When we spy on you, we get a warrant
This may well be true. We know that the USG has engaged in warrantless surveillance in the past. We also know that FISA Amendments Act 2008 allows permits warrantless surveillance for up to seven days. But let’s assume that the NSA have changed their ways and always get court orders.
The court in question is the Foreign Intelligence Surveillance Court (FISC), described in the white paper as a
“federal court staffed by independent, life-tenured judges whom the FISA statute authorizes to approve and oversee foreign intelligence surveillance—supervises whether individuals are properly targeted”
white paper page 6
The idea is to have processes and procedures in place that ensures that the surveillance is targeted and restricted. The white paper describes a court that restricts surveillance to ‘a specific person’ and memorialises the ‘targeting rationale.’ It is definitely the case that there are non-trivial legal requirements that must be satisfied in order to get a 702 warrant.
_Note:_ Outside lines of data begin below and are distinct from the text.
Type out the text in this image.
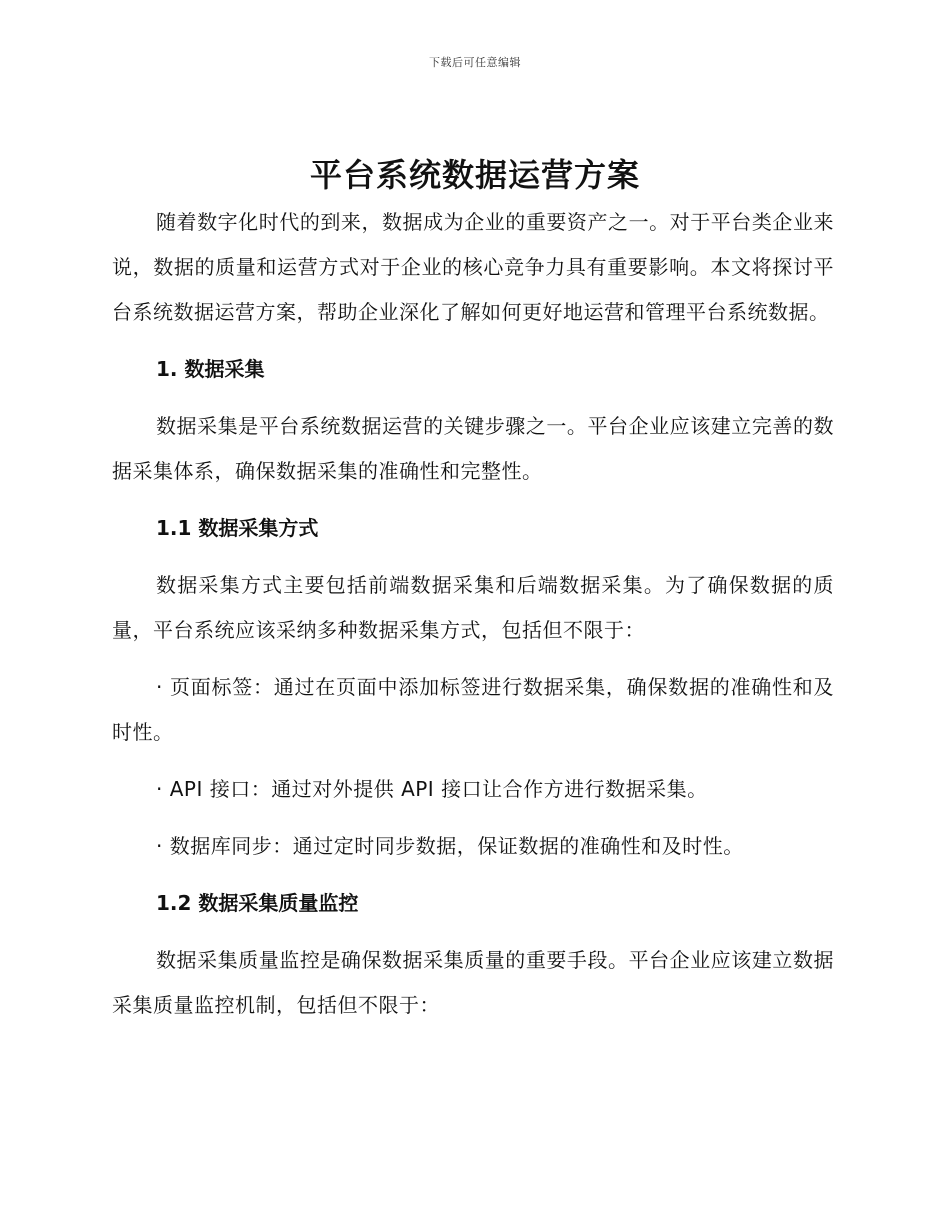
下载后可任意编辑
平台系统数据运营方案

随着数字化时代的到来，数据成为企业的重要资产之一。对于平台类企业来说，数据的质量和运营方式对于企业的核心竞争力具有重要影响。本文将探讨平台系统数据运营方案，帮助企业深化了解如何更好地运营和管理平台系统数据。

1. 数据采集

数据采集是平台系统数据运营的关键步骤之一。平台企业应该建立完善的数据采集体系，确保数据采集的准确性和完整性。

1.1 数据采集方式

数据采集方式主要包括前端数据采集和后端数据采集。为了确保数据的质量，平台系统应该采纳多种数据采集方式，包括但不限于：

· 页面标签：通过在页面中添加标签进行数据采集，确保数据的准确性和及时性。

· API 接口：通过对外提供 API 接口让合作方进行数据采集。

· 数据库同步：通过定时同步数据，保证数据的准确性和及时性。

1.2 数据采集质量监控

数据采集质量监控是确保数据采集质量的重要手段。平台企业应该建立数据采集质量监控机制，包括但不限于：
However, the court described in the white paper seems very different to the one that authorised the collection of millions of records of Verizon users and the NSA’s Special Source Operations.
In any event, the kinds of processes and procedures described by the white paper are profoundly important as a mechanism to routinise or regularise the exercise of these surveillance powers. They are necessary steps.
The problem is that in order for these steps to impact on decision making, there needs to be oversight – someone needs to be watching. As the white paper points out, in addition to the FISC itself, the watchers are:
- Independent intelligence oversight attorneys in the Department of Justice, and
- Office of the Director of National Intelligence.
Trust without verifying; or Quis custodiet ipsos custodes?
The conventional wisdom is that due to the inherent need for secrecy, the general public cannot be privy to these decisions. Accordingly, the NSA (and all intelligence agencies) say they
can’t be transparent about most of these issues and we have to get comfortable with the idea that we’re delegating to somebody the ability to learn the secrets, review what’s being done and determine whether its being done properly.
Stewart Baker, Former NSA general counsel
So herein lies the problem – fundamentally we need to trust that agencies in question are doing the right thing.
This is why behaviour of government officials that undermines trust is so problematic. The two agencies that the white paper says oversees the surveillance programs have been directly engaged in conduct that directly undermines their claims to impartiality and probity.
The Department of Justice has interfered with the sentencing processes of a close associate or the president, and attempted to drop a prosecution in a matter where the defendant, a former presidential advisor, has pled guilty. More recently, the Director of National Intelligence declassified and released unverified foreign intelligence that was politically advantageous to the president (possibly compromising sources in the process).
If the argument is that we don’t need to worry about FISA 702 because ‘trust us,’ then the ECJ’s scepticism may be warranted – even if the surveillance is too.